One of the things I don’t have, and am not sure where to find (without creating it myself) is a database of how pitchers performed against their last batter faced in a game, or in the last inning. I’m sure it’s horrendous, since that’s why they’re pulled, but it would be interesting to compare pitchers and/or teams and see how the results stack up. I’d be willing to bet there’s a lot of cases where Washington has allowed people to get into bad situations before getting them out of the game. One method would be to look at ERA by inning for starters, but that doesn’t really tell how far down they got right at the end of their outing. Another would be to see where they were when they left the game, but again doesn’t tell the whole story. If you knew just the numbers on Kam Loe when he left the game yesterday, you’d see that he left with two out in the 6th, runner on 2nd and down by 3. That doesn’t tell you if he is down 0-3, 7-4, or 30-27. It doesn’t tell you if he gave up three runs in the first, then pitched a no-hitter until giving up a double in the 6th and being pulled. Or alternatively if he no-hit them for 5.2 innings, then fell apart. More detailed analysis might help. In particular I’d like to look at the comparison between the start of the last inning pitched, and when he was pulled. In this case, he’d be at 1 run, 6 hits, 4 k’s, in 5 innings, a pretty decent outing. Comparing perhaps the win probability of the start of the inning to when the pitcher was pulled, and see just how much that changed. Then compare that across pitchers, teams, managers, and see just how Washington compares to other teams. That’s a long project, I think, but it’ll go in my list of things to do.

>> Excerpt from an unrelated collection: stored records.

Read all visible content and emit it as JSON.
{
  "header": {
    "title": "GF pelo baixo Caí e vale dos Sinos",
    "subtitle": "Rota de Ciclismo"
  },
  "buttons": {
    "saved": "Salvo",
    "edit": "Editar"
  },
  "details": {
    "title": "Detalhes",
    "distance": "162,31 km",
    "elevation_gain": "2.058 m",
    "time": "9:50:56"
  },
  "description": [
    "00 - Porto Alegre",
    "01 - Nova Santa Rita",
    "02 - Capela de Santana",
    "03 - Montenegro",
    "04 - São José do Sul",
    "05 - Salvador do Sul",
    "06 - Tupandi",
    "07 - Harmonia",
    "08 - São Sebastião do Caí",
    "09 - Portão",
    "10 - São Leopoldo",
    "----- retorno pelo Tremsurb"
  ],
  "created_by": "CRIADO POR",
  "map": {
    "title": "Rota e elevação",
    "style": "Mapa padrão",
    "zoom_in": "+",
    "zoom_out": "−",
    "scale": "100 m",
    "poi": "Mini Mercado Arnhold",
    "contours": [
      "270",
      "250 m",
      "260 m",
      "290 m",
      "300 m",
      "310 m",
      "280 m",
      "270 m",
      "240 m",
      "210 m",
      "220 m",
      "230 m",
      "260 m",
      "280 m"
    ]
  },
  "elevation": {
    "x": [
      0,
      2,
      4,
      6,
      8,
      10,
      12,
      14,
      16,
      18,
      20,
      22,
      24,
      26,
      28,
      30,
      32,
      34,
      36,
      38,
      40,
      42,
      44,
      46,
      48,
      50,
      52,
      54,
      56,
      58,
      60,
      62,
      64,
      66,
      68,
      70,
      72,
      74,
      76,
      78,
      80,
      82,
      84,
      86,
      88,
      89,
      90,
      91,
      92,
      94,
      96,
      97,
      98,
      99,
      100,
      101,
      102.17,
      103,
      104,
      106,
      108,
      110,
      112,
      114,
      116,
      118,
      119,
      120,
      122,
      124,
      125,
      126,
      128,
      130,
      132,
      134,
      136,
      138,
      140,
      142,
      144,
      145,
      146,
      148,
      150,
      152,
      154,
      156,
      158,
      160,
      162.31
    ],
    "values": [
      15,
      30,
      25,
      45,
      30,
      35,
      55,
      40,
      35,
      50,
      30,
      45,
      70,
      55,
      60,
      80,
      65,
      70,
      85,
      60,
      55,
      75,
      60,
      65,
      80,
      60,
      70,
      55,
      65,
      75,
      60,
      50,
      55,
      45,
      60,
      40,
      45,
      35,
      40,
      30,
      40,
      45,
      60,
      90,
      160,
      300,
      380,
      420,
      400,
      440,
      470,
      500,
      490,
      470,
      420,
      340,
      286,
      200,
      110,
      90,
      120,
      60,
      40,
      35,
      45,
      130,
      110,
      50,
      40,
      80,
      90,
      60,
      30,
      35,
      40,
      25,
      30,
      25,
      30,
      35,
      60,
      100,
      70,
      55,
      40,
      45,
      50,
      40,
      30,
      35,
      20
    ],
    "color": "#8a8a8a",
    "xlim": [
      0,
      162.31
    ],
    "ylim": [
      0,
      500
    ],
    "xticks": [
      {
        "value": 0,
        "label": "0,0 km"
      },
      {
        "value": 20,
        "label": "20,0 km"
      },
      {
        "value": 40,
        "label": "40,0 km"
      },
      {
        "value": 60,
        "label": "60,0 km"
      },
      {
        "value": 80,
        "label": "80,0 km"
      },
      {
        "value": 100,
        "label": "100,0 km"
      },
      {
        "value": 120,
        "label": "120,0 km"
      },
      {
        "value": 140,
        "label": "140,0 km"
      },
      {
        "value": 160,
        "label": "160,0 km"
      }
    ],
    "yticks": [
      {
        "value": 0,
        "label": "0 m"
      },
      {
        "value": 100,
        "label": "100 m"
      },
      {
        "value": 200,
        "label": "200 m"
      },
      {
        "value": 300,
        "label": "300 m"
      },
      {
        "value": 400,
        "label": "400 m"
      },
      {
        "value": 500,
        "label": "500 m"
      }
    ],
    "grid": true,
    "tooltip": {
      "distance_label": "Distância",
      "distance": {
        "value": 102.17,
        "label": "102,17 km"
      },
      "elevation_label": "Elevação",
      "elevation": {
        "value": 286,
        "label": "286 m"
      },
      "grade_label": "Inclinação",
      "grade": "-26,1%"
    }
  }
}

Willie Eyre is going to have Tommy John surgery, and will miss all of 2008, at least. From the start of the season through June 24, he had a 3.00 ERA in 36 innings. On June 26 he had a spot start, and from that point on his ERA was 7.59 in 32 innings. Pretty clear what the two halves of his year were, huh? I won’t say the spot start did him in, he pitched 4.2 innings in that game (69 pitches), on five occasions before that he’d gone at least 3 innings, once even throwing 71 pitches. I remember that for a month before that game I had said he ought to be considered for a start (we were crying out for pitching at that time). I don’t know if it was the workload in that one game, or in the games after, but he had been struggling. He had a second start on August 4, giving up 7 runs in 2.1 innings, which would appear to be a much more likely indicator of trouble. Sorry to see him go, but ultimately the long man spot in the bullpen is one that you can fill easily and cheaply.
The team is in a funk again and so am I. Every game report you read for the next week or two (possibly even the rest of the season) will mention the 30 run game, usually along the lines of “the Rangers haven’t done anything since they scored a record 30 runs”. The chart I started with shows they’ve not been doing anything for almost two months now. I don’t have a clue what to do to get them going. I don’t think they have a clue either.